Sunday, October 16, 2011
A distinctive trademark of the rocky uplands surrounding the San Gabriel River is Shin Oak (Quercus sinuata var. breviloba). This tree goes by a number of different names, including Shin Oak, Bigelow Oak, Scrub Oak, Scalybark Oak, Bastard Oak, and White Shin Oak. A small but beautiful tree, it commonly reaches only 10 to 12 ft in height, although occasionally larger trees of 20-30 feet in height can be found. Multiple stems of Shin Oak are usually found within a few feet of each other, the stems twisting upward in strange and interesting shapes. Its large multi-lobed leaves are light green in color, presenting a delightful contrast to the dark green foliage of the junipers among which it typically grows. The most distinctive characteristic of Shin Oak is its light gray, shaggy, and peeling bark, the origin of one of its other common names—Scalybark Oak.

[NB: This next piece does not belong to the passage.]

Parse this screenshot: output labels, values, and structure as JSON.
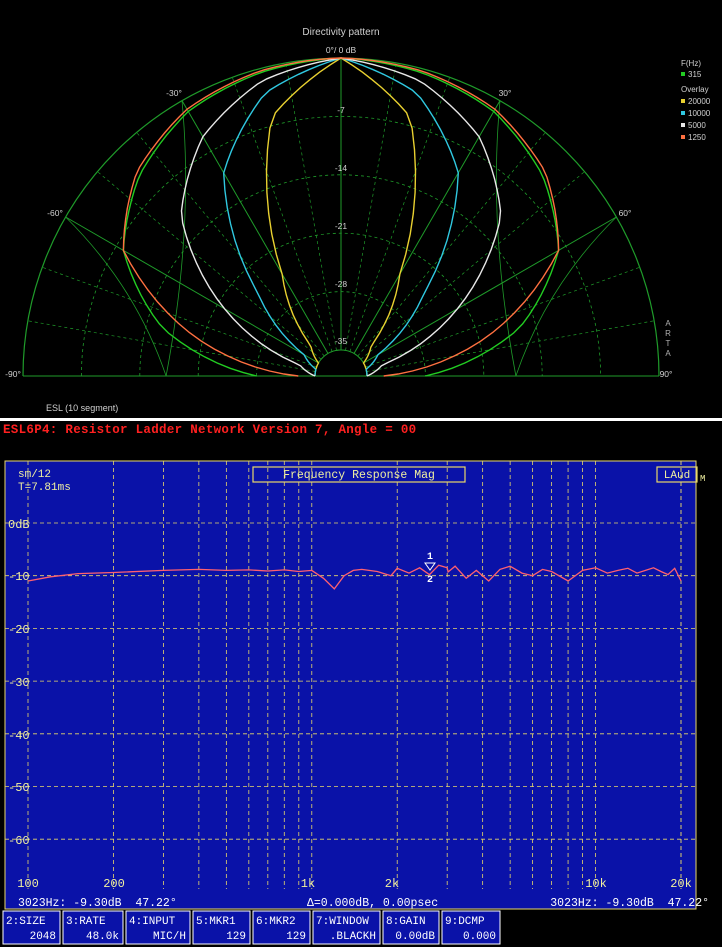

Hiking the Good Water Trail, I often encounter Shin Oaks scattered among the junipers and live oaks. When I first observed these small trees, I wasn’t sure of the species. Their large, lobed leaves suggested they were part of the white oak group, and their scaly bark and multi-stemmed growth forms eventually revealed their true identity. I love seeing these small and interesting trees as I explore the bluffs and ravines that overlook the San Gabriel River.